Supporters of federal seizure authority argue that the government must be able to investigate potential election crimes wherever the evidence leads, and that obtaining a court-approved warrant represents proper legal process. Justice Department attorneys have maintained they followed appropriate steps and that parallel civil and criminal investigations are not unusual. Some officials, like Wyoming Secretary of State Chuck Gray, have expressed support for federal oversight of election law compliance. Opponents counter that seizing ballots from state custody fundamentally disrupts the constitutional balance between state and federal power over elections. Fulton County officials argued the seizure showed callous disregard for Fourth Amendment protections, and election experts testified that the FBI's underlying evidence relied on previously debunked fraud claims. State election officials from both parties have raised concerns; Maine Secretary of State Shenna Bellows warned the federal government may be seeking any excuse to take control of elections, while Utah's Republican lieutenant governor publicly criticized the administration's approach toward state officials.
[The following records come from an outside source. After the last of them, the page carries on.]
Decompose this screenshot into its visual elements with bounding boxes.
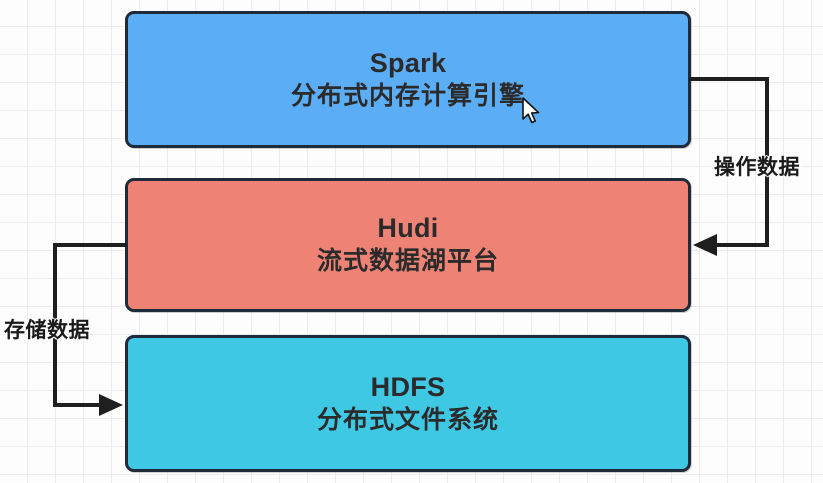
mouse-pointer-icon <box>521 97 543 127</box>
diagram-canvas: Spark 分布式内存计算引擎 Hudi 流式数据湖平台 HDFS 分布式文件系… <box>0 0 823 483</box>
edge-hudi-to-hdfs-arrowhead <box>99 394 123 416</box>
node-hdfs[interactable]: HDFS 分布式文件系统 <box>125 335 691 472</box>
node-hdfs-title: HDFS <box>371 372 446 404</box>
edge-label-operate-data: 操作数据 <box>714 151 800 181</box>
node-hdfs-subtitle: 分布式文件系统 <box>317 406 499 436</box>
node-spark-subtitle: 分布式内存计算引擎 <box>291 82 525 112</box>
node-hudi-title: Hudi <box>377 213 438 245</box>
edge-label-store-data: 存储数据 <box>4 314 90 344</box>
edge-spark-to-hudi-arrowhead <box>693 234 717 256</box>
node-hudi[interactable]: Hudi 流式数据湖平台 <box>125 178 691 312</box>
node-spark-title: Spark <box>370 48 447 80</box>
node-hudi-subtitle: 流式数据湖平台 <box>317 247 499 277</box>
node-spark[interactable]: Spark 分布式内存计算引擎 <box>125 11 691 148</box>
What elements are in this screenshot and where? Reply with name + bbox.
The outcome of this debate could reshape the balance of power over American elections ahead of the 2026 midterms. If courts uphold broad federal seizure authority, it could establish a precedent allowing the federal government to take physical possession of state election materials during any fraud investigation — a significant shift from the longstanding norm of state control. If courts restrict such actions, it would reinforce constitutional boundaries between federal investigative power and state election administration. Beyond legal precedent, the Brennan Center has warned that even investigations later shown to be baseless can fuel election conspiracy theories and erode public trust. Meanwhile, election officials across the country report rising stress, threats, and turnover, with about half of chief election officials in eleven Western states having left their positions since 2020, according to research tracked by election administration analysts. The decisions courts make in these cases will directly affect how elections are run — and how much voters trust them.